EXPERIMENTAL AND COMPUTATIONAL INVESTIGATIONS ON MAGNESIUM-BASED COMPOSITES FOR BIODEGRADABLE INTERNAL FRACTURE FIXATION

Abstract

The field of biomaterials has experienced a surge in demand driven by factors such as an aging population, increased life expectancy, higher incidence of road accidents, growing expectations for improved quality of life, rising sports-related injuries, and the prevalence of conditions like osteoarthritis and osteoporosis. These trends have led to a greater need for advanced materials that can meet the diverse challenges of the healthcare industry, with growing emphasis on the development of resorbable metals to treat the long bone fractures by stabilizing the broken bone, promoting healing, and restoring their normal function. Among the promising candidates, magnesium-based alloys have gained considerable attention due to their biocompatibility, mechanical properties, and ability to degrade in the physiological environment. However, the inherent limitations of magnesium alloys, such as rapid corrosion rates and insufficient mechanical strength, have prompted extensive research to fully harness their potential for use in resorbable fixation devices.
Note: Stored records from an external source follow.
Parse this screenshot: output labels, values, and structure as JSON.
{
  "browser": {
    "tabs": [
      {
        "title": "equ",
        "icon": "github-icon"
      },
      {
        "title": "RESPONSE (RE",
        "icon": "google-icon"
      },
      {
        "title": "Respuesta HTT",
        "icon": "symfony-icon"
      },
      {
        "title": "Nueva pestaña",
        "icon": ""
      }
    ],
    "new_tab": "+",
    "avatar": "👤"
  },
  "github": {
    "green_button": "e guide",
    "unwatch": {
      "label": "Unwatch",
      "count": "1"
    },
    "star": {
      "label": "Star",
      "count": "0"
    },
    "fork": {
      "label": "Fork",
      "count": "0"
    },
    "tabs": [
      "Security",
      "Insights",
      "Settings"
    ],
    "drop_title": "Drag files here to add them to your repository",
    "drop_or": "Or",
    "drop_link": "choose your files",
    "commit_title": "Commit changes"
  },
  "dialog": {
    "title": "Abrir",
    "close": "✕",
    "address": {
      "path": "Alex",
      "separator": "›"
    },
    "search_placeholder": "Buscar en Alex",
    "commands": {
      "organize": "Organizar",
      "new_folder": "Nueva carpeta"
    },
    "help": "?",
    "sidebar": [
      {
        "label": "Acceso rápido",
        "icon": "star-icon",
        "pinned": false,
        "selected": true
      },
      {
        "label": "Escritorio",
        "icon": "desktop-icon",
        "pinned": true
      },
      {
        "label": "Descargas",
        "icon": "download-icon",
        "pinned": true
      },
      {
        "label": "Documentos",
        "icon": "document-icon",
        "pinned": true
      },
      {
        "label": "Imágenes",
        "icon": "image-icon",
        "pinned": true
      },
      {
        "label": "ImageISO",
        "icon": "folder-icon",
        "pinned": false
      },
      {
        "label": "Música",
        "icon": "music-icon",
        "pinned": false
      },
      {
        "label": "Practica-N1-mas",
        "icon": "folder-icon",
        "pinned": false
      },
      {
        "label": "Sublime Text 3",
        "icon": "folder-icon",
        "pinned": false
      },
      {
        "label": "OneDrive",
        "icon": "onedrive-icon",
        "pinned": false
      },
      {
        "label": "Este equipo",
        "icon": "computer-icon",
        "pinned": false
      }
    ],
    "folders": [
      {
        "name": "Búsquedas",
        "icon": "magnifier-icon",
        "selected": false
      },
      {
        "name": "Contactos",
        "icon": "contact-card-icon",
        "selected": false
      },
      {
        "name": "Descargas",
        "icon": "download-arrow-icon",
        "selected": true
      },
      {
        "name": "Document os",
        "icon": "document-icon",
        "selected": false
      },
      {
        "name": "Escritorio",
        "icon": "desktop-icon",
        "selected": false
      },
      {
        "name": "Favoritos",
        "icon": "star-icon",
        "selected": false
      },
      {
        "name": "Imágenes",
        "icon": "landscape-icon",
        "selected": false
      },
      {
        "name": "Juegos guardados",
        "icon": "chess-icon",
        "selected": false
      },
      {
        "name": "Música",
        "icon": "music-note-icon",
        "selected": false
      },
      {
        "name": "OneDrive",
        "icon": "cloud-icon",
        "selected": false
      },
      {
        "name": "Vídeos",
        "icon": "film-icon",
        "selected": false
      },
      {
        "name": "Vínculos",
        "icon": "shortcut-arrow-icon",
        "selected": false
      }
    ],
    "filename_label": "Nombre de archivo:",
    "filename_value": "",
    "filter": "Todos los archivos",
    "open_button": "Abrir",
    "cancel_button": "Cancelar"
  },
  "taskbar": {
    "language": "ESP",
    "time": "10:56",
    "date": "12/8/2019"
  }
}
Thus, the current thesis work focuses on addressing these challenges through different comprehensive studies, with the aim of developing innovative strategies to enhance the mechanical strength, corrosion resistance, biocompatibility, and degradation behaviour of magnesium-based materials. In the initial phase of the study, manganese and zinc metals were introduced as alloying elements, alongside Ca10(PO4)6(OH)2 (Hydroxyapatite, HAp) as a reinforcing phase. The HAp powder was chosen because of its chemical and crystallographic similarity with the inorganic component of the bone matrix. The HAp powder was synthesised using wet precipitation method. The Mg-2Mn-1.5Zn (MZ21) and Mg-2Mn-1.5Zn/1HAp (MZ21/HAp) metal matrix nanocomposites were fabricated and their mechanical, microstructural, corrosion, biocompatibility behaviour was comprehensively investigated. Tensile yield and ultimate strengths of the MZ21 (60.31±0.24 MPa, 142.83±18.40 MPa) and MZ21/HAp (73.41±2.24 MPa, 139.65±16.16 MPa) showed around two-fold increase compared to pure Mg (30.36±2.66 MPa, 73±5.74 MPa). In-vitro studies indicated > 65% cell viability for MZ21 and MZ21/HAp, and significant reduction in hemolysis rates with respect to pure Mg.